Dari 41 calon Sentra Penyedia Pangan Gizi (SPPG), baru 22 yang beroperasi. Sisanya ditargetkan rampung hingga akhir Desember. Gusnar meminta Satgas MBG memetakan sumber komoditas di sekitar SPPG agar pasokan bahan baku tetap konsisten dan tidak bergantung pada luar daerah.

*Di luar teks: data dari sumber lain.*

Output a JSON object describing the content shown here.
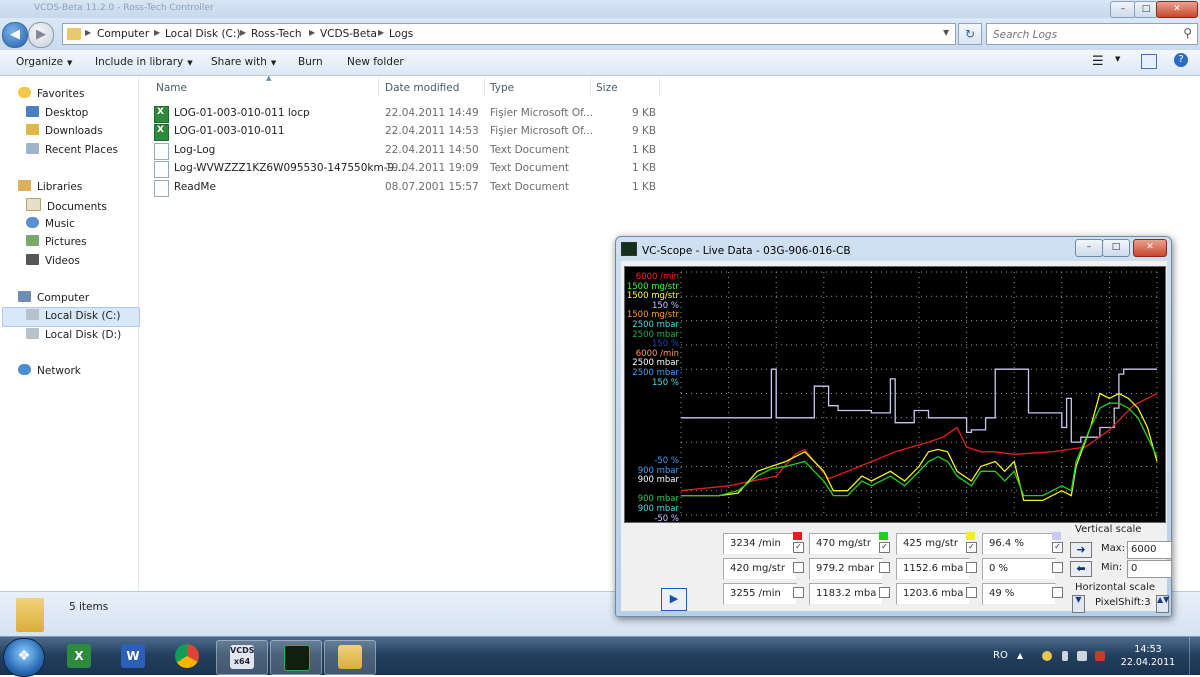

Ia menilai penggunaan bahan baku lokal bukan hanya soal efisiensi, tapi strategi ekonomi. Dengan memperkuat produksi hortikultura, terutama cabai, pemerintah berharap bisa menekan inflasi sekaligus menjaga perputaran uang di tingkat masyarakat. Kolaborasi dengan TP PKK pun digencarkan, dan dukungan anggaran telah disiapkan untuk tahun 2026.
“Di mana yang bisa bekerja sama, kita datangi. Kita berikan muatan, kita arahkan masyarakat bertani,” kata Gusnar. “Kalau ada yang luasan lahan besar, kita traktor gratis. Kita siapkan lahan siap tanam, masyarakat tinggal menanam, tapi dengan catatan SPPG-nya harus dikondisikan.”
Terkait kebutuhan susu, Gusnar mengakui Gorontalo belum terbiasa dengan produksi susu sapi perah. Pemerintah provinsi akan mengkaji kemungkinan menghadirkan sapi perah secara bertahap agar produksi susu bisa dilakukan di dalam daerah.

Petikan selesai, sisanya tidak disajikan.